Kayla sentía su vida venirse abajo cada día que abría sus ojos. Su cuerpo se sentía cada vez más pesado, al igual que sus párpados.
¿Para qué se levantaba, siquiera? Si a sus padres les importara su vida escolar y sus estudios, tendría un motivo, pero no era así. Se sentía perdida en la rutina, todos los días era lo mismo. Incluso los sábados y domingos eran iguales sin importar que fuera verano, otoño, invierno o primavera.
Terminó de cepillar sus dientes, comenzando a preparar su mochila para dirigirse al colegio. Si quería un futuro, al menos debía de estar presente en las clases. Acomodó su negro cabello en un alto y desordenado moño, observando su blanca piel en el espejo, provocada por falta máxima de vitamina D en su sistema.
Se vistió con aquellos jeans negros, rotos y holgados que tanto le gustaban, y le sumó una remera al cuerpo mangas cortas. Se colocó sus zapatillas y bajó las escaleras, sintiendo el olor del desayuno recién preparado. Su estómago gruñó en exigencia de comida, pero no le dio atención. Sólo tomó un vaso de agua, una fruta y salió sin despedirse.
Sus padres ni se molestaban en hablarle, siquiera. Se sentía invisible ante ellos de muchas formas. De pequeña, recordaba estar en brazos de su madre sólo para que deje de llorar, luego continuaba ignorando su presencia por el resto de las horas.
En la universidad, lamentablemente, conseguía demasiada atención a la que no acostumbraba. Sus negras vestimentas, que hacían juego con sus ojos y su cabello, gritaban a kilómetros "peligro, no acercarse", y la señal era clara. Habían esparcido rumores más de una vez sobre cosas que ella jamás había hecho o siquiera había escuchado que alguien haga. La trataban como una niña problemática. Al parecer, el que haga lo que desee cuando desee era un problema para los demás. Lástima que sus padres no se molestaron en enseñarle modales o valores tan sencillos para convivir en la sociedad. Incluso, llegaba al punto de dudar si sus padres la habían deseado como hija. Podría llegar a ser ilegítima y no lo sabe por no conversar con los adultos...

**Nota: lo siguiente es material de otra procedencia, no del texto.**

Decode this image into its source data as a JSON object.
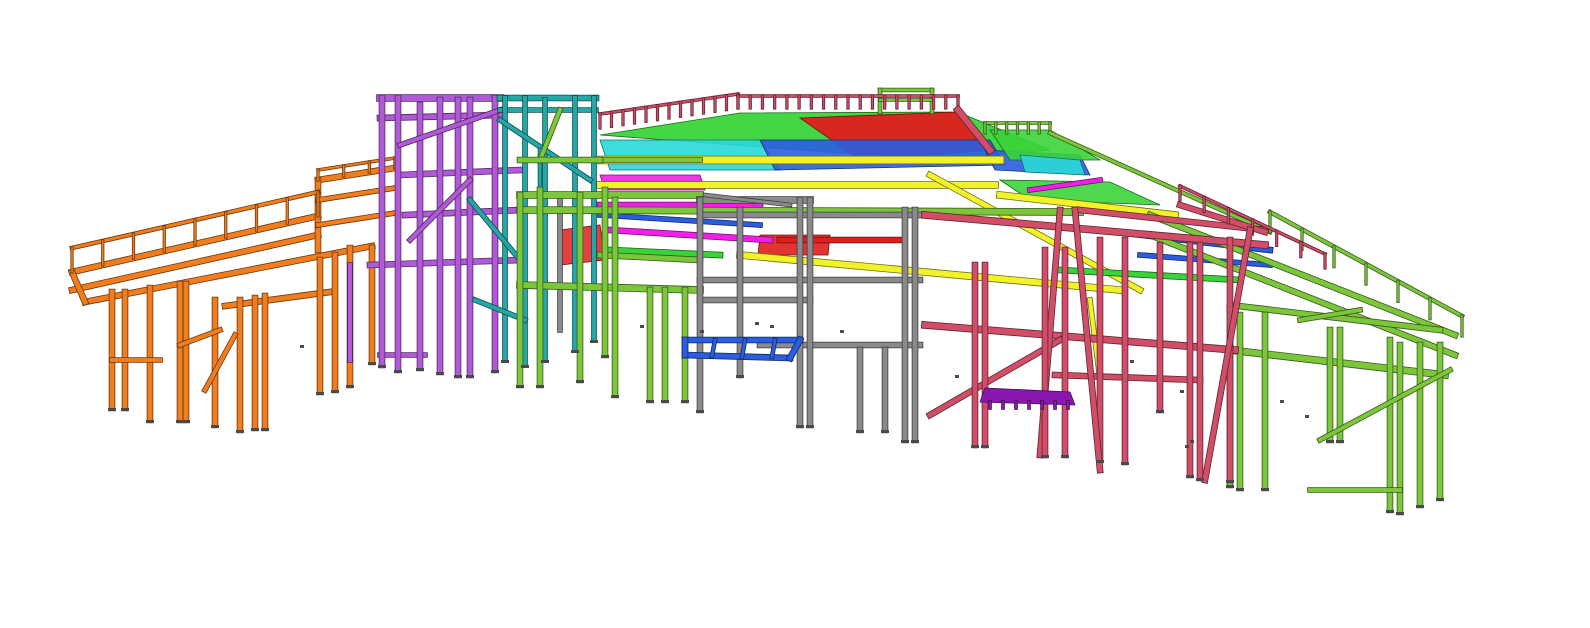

Terminó de acomodar las cosas en su casillero, pensando seriamente en internarse en el baño de mujeres y no salir hasta que el día termine.
Tenía tantas curiosidades, tantas que parecía insano. Su falta de presencia o de saber que existía la habían impulsado más de una vez a querer suicidarse o matarse lentamente con un cigarrillo o drogas, pero era demasiado cobarde para siquiera intentarlo.
Su única adicción y calmante eran los chicles de menta, aquellos que mantenían a su estómago engañado con masticar sin digerir absolutamente nada, y que guardaban su poca cordura en un cofre a llave para no perderla.
El día en que aquella jovencita ingresó al pasillo vacío debido al horario de clases, maldijo los mil y un demonios en estar presente.
¿Por qué debía guiarla ella? ¿Por qué lo estaba haciendo, si por dentro sólo quería quedarse sentada frente al casillero, esperando que el timbre suene o que un profesor la encuentre? Aquella pequeña castaña parecía ser alguien generosa, de aquellas que fueron criadas con todo el merecido amor del mundo.
De aquellas que le hacían vomitar arco iris.
Se presentó ante ella como una nueva estudiante transferida. Una sonrisa invadió su rostro, causando que sus ojos sonrían de igual forma, mientras tendía su mano diciendo su nombre con suavidad.
Kayla no quería personas cercanas en su vida. Repudiaba la lástima, la pena, las mentiras y, sobre todo, las promesas.
Dejó la mano al aire de aquella joven, juzgando su colorido atuendo con su mirada, para volver a tomar su lugar en el suelo frente a su casillero, observando lo interesante que era el techo con pequeñas grietas.
Lamentablemente para ella, sus acciones desinteresadas no hicieron más que despertar la curiosidad en la nueva estudiante, quién pronto conocería a los demonios y barreras que debería cruzar para acercarse a la misteriosa chica gótica del primer día.